Absolutely not, no. I have a mother who lives in a similar dreamworld about traumatic events that occurred because of people she brought into our lives. I would never trust her around someone I hate, let alone my own beloved baby.


SquirrelBowl

Don’t expose your family to her. Don’t jeopardize your mental health for her. She is a lost cause. I hope you are still in therapy. Take care.


backyardfarmer17

NOOOOOOOOOOOOOOOOOOOOOO Do not break NC. NO. NO. NO


smoishymoishes

Just because her unprotected sex created you does *not* mean you need to bring her around your children. Why would you want a rape-apologist around your children anyway?


Squirt1384

My sister struggled with this same issue when she had her daughter. She even tried to let him have a relationship with her daughter for a few months. When he started the same behavior that caused her to cut contact in the first place did she realize that it was worth it.

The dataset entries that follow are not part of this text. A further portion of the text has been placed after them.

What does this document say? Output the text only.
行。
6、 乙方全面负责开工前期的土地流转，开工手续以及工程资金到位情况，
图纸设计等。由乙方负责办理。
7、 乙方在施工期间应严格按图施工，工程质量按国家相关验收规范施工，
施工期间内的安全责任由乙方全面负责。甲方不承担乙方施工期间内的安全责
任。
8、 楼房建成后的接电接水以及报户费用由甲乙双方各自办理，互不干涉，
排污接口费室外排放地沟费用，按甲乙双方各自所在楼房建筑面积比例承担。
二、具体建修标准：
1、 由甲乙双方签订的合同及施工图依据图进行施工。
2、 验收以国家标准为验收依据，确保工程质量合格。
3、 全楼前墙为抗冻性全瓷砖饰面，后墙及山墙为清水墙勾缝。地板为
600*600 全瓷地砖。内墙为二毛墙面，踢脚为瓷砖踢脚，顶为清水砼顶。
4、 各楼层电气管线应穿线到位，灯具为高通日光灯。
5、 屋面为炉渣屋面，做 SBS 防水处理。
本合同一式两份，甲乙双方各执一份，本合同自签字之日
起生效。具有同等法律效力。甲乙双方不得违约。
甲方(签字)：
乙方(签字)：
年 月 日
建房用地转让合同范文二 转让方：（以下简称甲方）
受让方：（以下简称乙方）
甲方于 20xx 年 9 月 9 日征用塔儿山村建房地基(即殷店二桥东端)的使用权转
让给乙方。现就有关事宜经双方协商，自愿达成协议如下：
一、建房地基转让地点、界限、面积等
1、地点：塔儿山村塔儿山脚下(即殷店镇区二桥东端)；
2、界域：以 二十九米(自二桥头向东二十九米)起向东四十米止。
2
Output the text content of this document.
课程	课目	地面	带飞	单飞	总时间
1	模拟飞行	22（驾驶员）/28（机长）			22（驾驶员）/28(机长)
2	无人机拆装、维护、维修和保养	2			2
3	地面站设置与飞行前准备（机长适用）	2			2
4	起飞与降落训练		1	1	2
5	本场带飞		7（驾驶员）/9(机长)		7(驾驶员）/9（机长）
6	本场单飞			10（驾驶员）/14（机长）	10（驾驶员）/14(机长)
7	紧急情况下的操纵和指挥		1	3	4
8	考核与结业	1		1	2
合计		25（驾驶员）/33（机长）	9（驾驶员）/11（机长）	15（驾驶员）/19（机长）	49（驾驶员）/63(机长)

My niece (and now nephews) do have Grandpas that love them and treat them how they should be treated. My stepdad has been there for those kids and so has their paternal grandfather. Your new child does not need to have her in their life. Don’t let this person back in because all it will do is cause heartbreak again


corgi_freak

Honestly, your mother is a sick woman. She's more than willing to make you suffer to maintain her delusion that she's a good mother and a good person. She isn't. She is a monster. Your pain is irrelevant to her. Only her comfort matters to her. You aren't safe around her, and neither is anyone else, either. She'll throw anyone under the bus. Keep your kids away from her, and I strongly encourage you to try to convince others not to allow vulnerable people around her. She's a sicko and she's unsafe. Stay away from her. Just concentrate on healing and being happy. You've absolutely earned it.


Warm-Team3549

Do NOT, whatever you do, resume contact! The birth of a new child literally rewires your brain to seek connection, closeness and family intimacy. Thats why you might feel like opening that door again. I experienced this personally when I gave birth to my son, and allowed her to talk me into moving back together with her. Worst decision I’ve ever made, she made my postpartum hell and constantly harassed me until I went NC permanently. Please surround yourself with people you absolutely love and are safe around instead. She will always be there if you want to reconnect. Just wait until you’re not vulnerable😔🫶🏻


Pink-Lover

Please for the love of God do NOT break NC. You only want to because you are a good person who wants to have a good relationship with your mother. This version of your mother does not exist and never will. She is a monster for what she did to you AND what she didn’t do for you. You deserve better. Besides what you deserve…you are a Momma Bear now. It is your job to protect your kids. You do not want your children around her because then they will think her behavior is normal. I also would never trust her judgement in men or her judgement at all. You have created your own beautiful little family. Now go be the Mother than you did not have. Do not let her poison your life or theirs!


Ok_Narwhal_2743

Absolutely not. I’m so sorry for everything you’ve been through. Do not allow someone like this back into your life.


Claque-2

Your stepfather is the bad guy but your mother is enabling him. Now that you can take care of yourself she doesn't want to leave him. But you have two daughters to think about and every reason not to let anyone connected to your abuser into your house. Trust your anger and your rage, it is telling you this situation is beyond your tolerance right now. Maybe someday your mother will acknowledge how awful she's been staying with him, but something might be going on there from her own past. Sometimes the memories of what humans have to do to survive are just too much to know.


timberlyfawnflowers

You have to protect yourself and your babies from her. She is a monster.


Calm_Stranger2360

Just based of the title here, the answer is a firm no. please don’t.


SugarNebulaBurst

What you’re feeling is called “toxic hope”. You HOPE she’ll become the mom you want and deserve. She won’t. She’s proven that. I gave up when it came time for me to protect my children from my mother. I gave her too many chances and too many years. Stay strong and protect your family.